Vaguely - I was three! Skinny dipping in the paddling pool is my main memory, purple flowers, ladybirds. That's it!

Mabelface · 17/07/2022 10:06

I remember being in the school playground aged 6, huddled up to my big sister as I was scared of all the ladybirds swarming around.

maddiemookins16mum · 17/07/2022 10:19

I was 11, in first year. We had a pool at our School, you could use after classes finished. I also got a small tent for my birthday, I slept out in our garden for what seemed like weeks. My best memory is Guide camp, swimming in a cool lake in Oxfordshire for hours every day, getting a red nose and eating a never ending supply of 2p ice pops, listening to Abba.

sashh · 17/07/2022 11:15

Germolenequeen · 16/07/2022 23:32

Oh & I remember the day it finally rained - it was late August & I was in Yorkshire staying with my Nana and everyone was standing out in the street delighted 😄

My family were still in Yorkshire that summer, we moved in the Autumn, to Lancashire.

It rained that day, and it seems like it rained every day since, unless it snowed.

The main difference was it lasted ages so you got used to it.

meditrina · 17/07/2022 12:39

No extreme heat warnings though and no helpful advice from the met office. We just carried on with our lives, albeit with less water than usual

The helpful advice abounded, but it came from the government, not the Met Office (formal weather warning system didn't exist then.

There was a huge Public Information campaign, both about staying safe and conserving water (there was even a government minister appointed for the latter). It was all over every news broadcast (quite easy, as fewer channels and fewer broadcasts!), on public service broadcasts, and in all the newspapers (often front page).

NanTheWiser · 17/07/2022 13:02

I was 29, and living in a south facing flat with big picture windows. I worked in a large office on the 11th floor with panoramic windows that got the sun in the afternoons. We also had about 14 punch card machines (if anyone remembers them!) which gave off heat, so it was really unpleasant. The boss had an aircon unit fitted into an upper window, which did help a bit.

We were buying a house at the time, and moved in at the beginning of September, and shortly after that, the heatwave broke and it rained! I well remember the plague of ladybirds, that had come from France I believe? They covered everything, and littered the pavement, and they did bite!
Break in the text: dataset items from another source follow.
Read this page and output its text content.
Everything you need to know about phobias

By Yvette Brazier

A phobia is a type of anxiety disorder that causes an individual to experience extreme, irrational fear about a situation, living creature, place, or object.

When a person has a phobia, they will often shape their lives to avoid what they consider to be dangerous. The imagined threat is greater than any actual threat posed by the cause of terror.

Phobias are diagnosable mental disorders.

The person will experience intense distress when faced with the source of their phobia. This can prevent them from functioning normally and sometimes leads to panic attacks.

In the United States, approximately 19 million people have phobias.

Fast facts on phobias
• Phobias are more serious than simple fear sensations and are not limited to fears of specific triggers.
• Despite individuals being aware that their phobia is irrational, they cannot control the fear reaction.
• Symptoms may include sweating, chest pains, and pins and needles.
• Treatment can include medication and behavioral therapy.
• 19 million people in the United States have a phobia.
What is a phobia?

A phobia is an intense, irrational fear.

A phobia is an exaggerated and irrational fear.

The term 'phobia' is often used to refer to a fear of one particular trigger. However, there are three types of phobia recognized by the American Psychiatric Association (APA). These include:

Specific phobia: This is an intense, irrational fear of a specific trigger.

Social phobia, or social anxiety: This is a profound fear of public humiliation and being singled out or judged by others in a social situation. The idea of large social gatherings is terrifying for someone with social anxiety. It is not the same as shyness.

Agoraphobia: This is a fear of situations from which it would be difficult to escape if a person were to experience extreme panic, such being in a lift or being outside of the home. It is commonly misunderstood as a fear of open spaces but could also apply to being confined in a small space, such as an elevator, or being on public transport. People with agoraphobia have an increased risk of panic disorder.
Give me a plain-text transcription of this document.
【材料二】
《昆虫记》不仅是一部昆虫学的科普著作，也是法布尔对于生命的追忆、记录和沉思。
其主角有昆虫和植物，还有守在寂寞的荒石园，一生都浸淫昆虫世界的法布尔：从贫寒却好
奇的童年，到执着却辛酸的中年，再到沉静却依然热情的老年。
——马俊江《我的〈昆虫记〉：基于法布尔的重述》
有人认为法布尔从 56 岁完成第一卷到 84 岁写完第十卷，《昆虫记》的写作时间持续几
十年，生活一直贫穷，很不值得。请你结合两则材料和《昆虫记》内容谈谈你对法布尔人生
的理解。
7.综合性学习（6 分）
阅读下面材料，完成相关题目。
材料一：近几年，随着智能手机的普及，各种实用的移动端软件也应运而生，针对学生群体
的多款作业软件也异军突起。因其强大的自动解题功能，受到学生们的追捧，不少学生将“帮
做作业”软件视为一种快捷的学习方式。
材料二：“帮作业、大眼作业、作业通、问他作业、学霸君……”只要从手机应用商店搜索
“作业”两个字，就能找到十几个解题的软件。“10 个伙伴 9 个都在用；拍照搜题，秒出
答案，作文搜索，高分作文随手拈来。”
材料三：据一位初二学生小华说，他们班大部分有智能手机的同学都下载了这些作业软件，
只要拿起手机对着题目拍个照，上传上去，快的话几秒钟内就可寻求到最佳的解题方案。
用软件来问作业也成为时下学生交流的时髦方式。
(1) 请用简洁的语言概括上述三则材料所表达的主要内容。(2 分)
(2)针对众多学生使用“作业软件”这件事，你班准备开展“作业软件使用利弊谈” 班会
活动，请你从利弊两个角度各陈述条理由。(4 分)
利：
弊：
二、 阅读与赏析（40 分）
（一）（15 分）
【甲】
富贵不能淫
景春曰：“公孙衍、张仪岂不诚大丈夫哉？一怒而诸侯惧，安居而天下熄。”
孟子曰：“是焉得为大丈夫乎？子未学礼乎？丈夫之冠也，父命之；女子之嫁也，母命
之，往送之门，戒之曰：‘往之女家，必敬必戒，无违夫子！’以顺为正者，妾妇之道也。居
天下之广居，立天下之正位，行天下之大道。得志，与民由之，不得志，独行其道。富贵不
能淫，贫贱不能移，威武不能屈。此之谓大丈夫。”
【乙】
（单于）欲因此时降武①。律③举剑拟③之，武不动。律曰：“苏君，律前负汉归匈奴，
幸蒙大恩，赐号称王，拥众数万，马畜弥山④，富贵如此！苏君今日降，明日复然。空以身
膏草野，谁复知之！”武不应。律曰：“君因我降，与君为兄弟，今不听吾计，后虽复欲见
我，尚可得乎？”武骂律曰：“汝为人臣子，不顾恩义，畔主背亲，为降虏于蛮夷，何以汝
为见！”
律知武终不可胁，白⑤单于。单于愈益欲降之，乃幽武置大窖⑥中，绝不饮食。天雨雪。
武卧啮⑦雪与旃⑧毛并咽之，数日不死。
100problems · 17/07/2022 13:15

I was 8.

I remember vividly the smell when it finally rained.

No hysteria. Our mums didn't do drama. No way ever on earth we wouldn't have gone to school.

Kezzie200 · 17/07/2022 13:18

Yes, one of the best years of my life too.

Growing up by the sea. Went to a summer school group every morning and then straight to the beach in the afternoon. All my mates from the street went and parents turned up if they were free. There were always someone there to look after us. I used to buy a panda pop cream soda on the way...loved it! We had to be home for tea and not go anywhere else. That was about the only rules.

We had standpipes. My friends Mum had just given birth to twins, so the pipe was outside their house because that house had to stay on mains water. That meant we had to walk up a hill to collect ours. We got soaked walking back down with it slopping all over the bucket sides.

That's all I remember to be honest. I was 9 and every day was pretty much the same.

At weekends we would drive out to Woolacombe beach early evening with Mum and Dad, when it was quieter, and go for a swim and play in the sand. We used to stop at a pub with a garden and play area on the way home and drink ice cold lemonade and lime. That's where my love for the drink came from. I remember those days every time I have it.

The 70s were hard for many of our parents. Little holiday from work and pay was probably quite low. Council.houses were starting to become hard to get and my parents were offered a council mortgage to get them off the list. But as kids it was a fabulous time. No school pressure, freedom to play and explore, fewer cars so safer in that respect and our doors were open and people just came and went. My grandparents lived by the sea with a door to back road and o e to the front. Friends used to pop in back, say hi, and walk out the front! As a short cut! Seems so funny now...the current owners have blocked up the back door. The end of an era!